People just have different mannerisms and aren’t as conscious of other people–whether it’s on the metro, when everyone tries to get on without letting people out, or whether it’s standing in the center of a moving walkway so no one can go around. This is, to me, particularly true of the Western tourists too. I feel like there’s a class divide here, not a cultural divide.

I was raised in New Zealand, where everyone’s pretty darn blunt. I’m half-Dutch, and we’re known for being pretty darn blunt. But where I was raised, everyone was equal. And we said ‘please’ and ‘thank you.’

I was also raised in San Francisco where we’re known to be pretty crazy tree-huggers, but the lack of environmental consciousness in the UAE is truly concerning. I hope it changes soon, because it doesn’t matter if half the world works towards sustainability if people are still over here throwing everything in the rubbish. This is true of many countries outside of the US.

There’s too much unnecessary extravagance in the UAE for me. I’m more of a utilitarian, so I’m not very impressed by the Burj Khalifa or the Burj al Arab. (Saudi Arabia’s apparently working on a building taller than the Burj Khalifa–seems to me like a competition to see who has the biggest…building.)  I don’t understand the point of an $18,000 a night hotel suite. I’d rather have my $10 hostels that allow people from all backgrounds to explore.

I’d rather see Old Dubai and the restored huts there that show what life might have been like many years ago. But walking around the souq, I’ll encounter many people who simply want to sell me ‘designer’ handbags and no locals who can tell me about their country. Coming back from Iran made me like at Dubai with different eyes, and from my perspective, they’re trying too hard to erase what had given them culture.
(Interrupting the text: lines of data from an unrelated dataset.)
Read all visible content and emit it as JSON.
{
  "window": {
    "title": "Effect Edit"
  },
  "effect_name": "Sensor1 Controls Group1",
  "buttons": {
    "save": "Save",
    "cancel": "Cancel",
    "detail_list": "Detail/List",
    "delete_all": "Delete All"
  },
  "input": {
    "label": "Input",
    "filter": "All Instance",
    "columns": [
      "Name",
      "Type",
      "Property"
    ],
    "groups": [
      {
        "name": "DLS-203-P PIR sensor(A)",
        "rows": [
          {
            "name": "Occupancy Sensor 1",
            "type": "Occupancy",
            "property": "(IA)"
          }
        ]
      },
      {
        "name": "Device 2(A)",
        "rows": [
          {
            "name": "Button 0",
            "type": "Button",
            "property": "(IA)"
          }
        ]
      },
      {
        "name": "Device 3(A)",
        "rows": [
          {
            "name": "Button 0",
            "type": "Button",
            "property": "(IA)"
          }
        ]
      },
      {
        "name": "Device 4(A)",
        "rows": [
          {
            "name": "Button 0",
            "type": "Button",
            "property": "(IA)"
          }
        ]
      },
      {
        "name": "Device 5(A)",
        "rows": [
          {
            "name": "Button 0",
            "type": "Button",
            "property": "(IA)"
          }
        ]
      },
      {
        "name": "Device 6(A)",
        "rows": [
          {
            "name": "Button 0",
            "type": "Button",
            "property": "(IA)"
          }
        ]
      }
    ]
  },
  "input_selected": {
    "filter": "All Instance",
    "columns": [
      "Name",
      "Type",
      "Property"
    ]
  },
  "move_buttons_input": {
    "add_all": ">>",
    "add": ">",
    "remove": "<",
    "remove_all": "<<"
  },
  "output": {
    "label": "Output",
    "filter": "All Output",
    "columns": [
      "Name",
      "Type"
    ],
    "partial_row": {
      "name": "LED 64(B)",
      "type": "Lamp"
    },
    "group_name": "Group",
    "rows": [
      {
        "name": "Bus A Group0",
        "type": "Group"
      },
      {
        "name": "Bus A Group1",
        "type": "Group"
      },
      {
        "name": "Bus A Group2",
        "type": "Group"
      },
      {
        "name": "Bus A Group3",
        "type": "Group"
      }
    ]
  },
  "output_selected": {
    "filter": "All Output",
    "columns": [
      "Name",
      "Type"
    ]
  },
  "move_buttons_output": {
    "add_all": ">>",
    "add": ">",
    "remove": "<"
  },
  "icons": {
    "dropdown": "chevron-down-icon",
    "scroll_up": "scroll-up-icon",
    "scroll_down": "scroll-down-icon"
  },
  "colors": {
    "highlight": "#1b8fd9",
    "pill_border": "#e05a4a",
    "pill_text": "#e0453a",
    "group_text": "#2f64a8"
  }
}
I’m also disappointed in my lack of Arabic proficiency. I may have passed Arabic 101 (barely) but I can barely introduce myself. I can tell my roommate she is a chicken, and I can call a camel beautiful. I cannot, however, communicate with any semblance of sense. I feel like I got very little out of the time I put in. Part of this is because everyone speaks English in Dubai–I think more people speak English than Arabic.

There are some things I’ll miss about Dubai. I’ll miss the security guards outside the dorms who always smile. I’ll miss being a $100 flight from Iran. I’ll miss the swimming pool. I’ll miss the ready availability of pomegranates.

But I don’t think a bone in me is sad to be saying goodbye, and I don’t think there’s anything I’ll miss enough to want to return.

I’ll miss the lazy sunny weekend days spent swimming and reading by the pool followed by a late dinner of some exotic cuisine.